In den günstigeren Reihen finde ich ein Kona Rova optisch ganz in Ordnung. Ein Specialized Sequoia sieht auch okay aus.

M. wirft mir in meiner Verlorenheit in dieser völlig neuen Materie den rettenden Anker zu. Auf seinen unendlichen Reisen durch den Kiez und die angrenzenden Reviere (hier nämlich holt der sich seine Kilometer zusammen) hat er einen Radhändler aufgetan, der die schöne Marke Bombtrack führt.

Ich muss die ganze Woche an die Bomfunk MCs denken. Der Rhythmus passt jedenfalls dazu, wie ich mir so vorstelle, über die Waldwege zu kacheln. „Fr-Fr-Fr-Fr-Freestyler“…

Samstag morgen also sind wir unterwegs nach Treptow zu einem Laden namens Goldsprint. Ich fahre mit dem Jaegher hin, damit erst gar niemand auf die Idee kommt, mir lila Frauenmodelle oder selbst gebastelte Ladenhüter andrehen zu wollen (alles schon erlebt!).

Der Laden ist eine angenehme Mischung aus vollgestellt und aufgeräumt. Zu meiner großen Beruhigung sehe ich links und rechts nur Radmarken und -modelle, die mir gefallen. Gerade Linien, keine wildbunt gebeugten Werbeflächen.
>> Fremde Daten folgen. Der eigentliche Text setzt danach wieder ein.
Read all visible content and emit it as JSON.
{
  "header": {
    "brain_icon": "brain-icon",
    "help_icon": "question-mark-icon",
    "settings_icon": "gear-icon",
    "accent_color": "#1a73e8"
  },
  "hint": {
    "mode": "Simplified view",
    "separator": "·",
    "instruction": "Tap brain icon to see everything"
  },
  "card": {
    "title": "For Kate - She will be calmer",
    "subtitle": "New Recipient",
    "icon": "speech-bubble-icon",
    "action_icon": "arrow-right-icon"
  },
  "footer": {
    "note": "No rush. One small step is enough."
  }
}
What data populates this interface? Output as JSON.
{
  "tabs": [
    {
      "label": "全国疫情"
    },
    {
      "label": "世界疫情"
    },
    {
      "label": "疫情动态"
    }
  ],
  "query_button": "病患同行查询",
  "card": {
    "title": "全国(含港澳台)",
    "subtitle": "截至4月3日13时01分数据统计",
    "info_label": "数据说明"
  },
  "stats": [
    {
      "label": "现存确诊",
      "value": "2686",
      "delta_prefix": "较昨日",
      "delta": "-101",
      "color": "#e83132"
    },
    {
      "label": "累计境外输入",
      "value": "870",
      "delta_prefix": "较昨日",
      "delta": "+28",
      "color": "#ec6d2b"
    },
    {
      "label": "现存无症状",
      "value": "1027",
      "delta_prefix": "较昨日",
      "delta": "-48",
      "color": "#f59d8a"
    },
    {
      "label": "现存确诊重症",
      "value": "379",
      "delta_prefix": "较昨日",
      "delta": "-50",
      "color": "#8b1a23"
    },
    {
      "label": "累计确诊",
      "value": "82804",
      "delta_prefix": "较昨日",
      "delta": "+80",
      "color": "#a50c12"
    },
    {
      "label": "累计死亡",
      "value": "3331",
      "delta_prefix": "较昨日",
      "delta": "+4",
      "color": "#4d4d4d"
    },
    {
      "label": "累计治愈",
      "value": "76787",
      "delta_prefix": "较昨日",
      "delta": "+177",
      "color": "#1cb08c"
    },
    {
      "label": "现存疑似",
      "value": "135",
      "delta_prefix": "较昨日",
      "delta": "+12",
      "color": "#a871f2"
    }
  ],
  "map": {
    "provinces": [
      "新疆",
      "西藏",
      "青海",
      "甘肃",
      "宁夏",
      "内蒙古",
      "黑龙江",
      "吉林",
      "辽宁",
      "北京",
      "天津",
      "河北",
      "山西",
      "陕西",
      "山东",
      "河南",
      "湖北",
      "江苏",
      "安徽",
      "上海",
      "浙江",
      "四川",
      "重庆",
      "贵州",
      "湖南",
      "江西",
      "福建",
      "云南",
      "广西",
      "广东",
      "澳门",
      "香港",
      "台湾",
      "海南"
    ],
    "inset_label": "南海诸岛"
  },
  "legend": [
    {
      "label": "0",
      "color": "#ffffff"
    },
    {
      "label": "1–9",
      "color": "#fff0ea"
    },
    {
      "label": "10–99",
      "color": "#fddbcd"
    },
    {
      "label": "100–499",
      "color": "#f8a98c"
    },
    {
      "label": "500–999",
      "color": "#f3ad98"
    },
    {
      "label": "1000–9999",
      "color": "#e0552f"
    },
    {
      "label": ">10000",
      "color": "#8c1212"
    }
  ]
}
Ein junger Kerl mit blondem Bart und Mütze befragt uns, was es sein darf. Eine Art Crosser für die Dame bitte, und wir haben mit dem Bombtrack Hook Extended geliebäugelt.
Der Mann mit dem Bart hüllt mich in eine Wolke mit Fachbegriffen, ich habe alle Mühe zu folgen bei 650B-Reifen und geslopten Rahmen und was weiß ich noch.

Gleichzeitig wuselt er zwischen dem Jaegher und dem Laptop hin und her, Maße nehmen, Maße vergleichen. Sehr gut ist, er will es ganz genau wissen. Das Bombtrack ist vermutlich etwas zu lang, wie wäre es mit Soma, wie wäre es mit einem Selbstaufbau, wie offroad darf es denn sein? Was ich denn mit dem Rad vorhabe?

Wenn ich das wüsste. Lange Strecken, sage ich dem Mann. Aber nicht Radreise mit 15 km/h, eher so 200 Kilometer und mehr am Tag und mit Tempo. Zum Beispiel von Frankfurt nach Berlin, aber ich weiß nicht genau, über welchen Belag das geht.

Ah, was „der Gunnar“ veranstaltet?

Und da sage ich es das erste Mal laut, ja, ich würde gern beim Candy B. Graveller dabei sein, und das gefällt mir ja nun gar nicht, Radfahren mit Ansage, und wo doch nicht mal klar ist, mit welchem Rad, und sich die Kilometer der letzten Wochen an zwei Händen abzählen lassen (Grund genug für Spitzfindigkeiten!), und nachts in den Wald, und überhaupt! Was ist, wenn ich es erst groß ankündige, und dann wird das nichts!?

Messen und gucken, gucken und messen. Das Thema Nabendynamo kommt auch noch auf den Tisch, guter Punkt, wir müssen schauen, was ich unterwegs alles aufzuladen habe, Garmin, Handy, Licht? Nicht nur Komponenten und Bereifung. Auch über die Navigation (Komoot??) muss ich mir Gedanken machen. M. lächelt nur, als er meinem Blick zwischen Panik und wilder Freude begegnet.

Am Ende hinterlasse ich meine Daten vom Bikefitting, und Alex, dem der Goldsprint gehört, und der mich so berät, dass ich das Gefühl bekomme, er möchte wirklich gern, dass das Rad mir passt und am Ende allen gefällt, will sich auf die Suche nach einem passenden Rahmen machen.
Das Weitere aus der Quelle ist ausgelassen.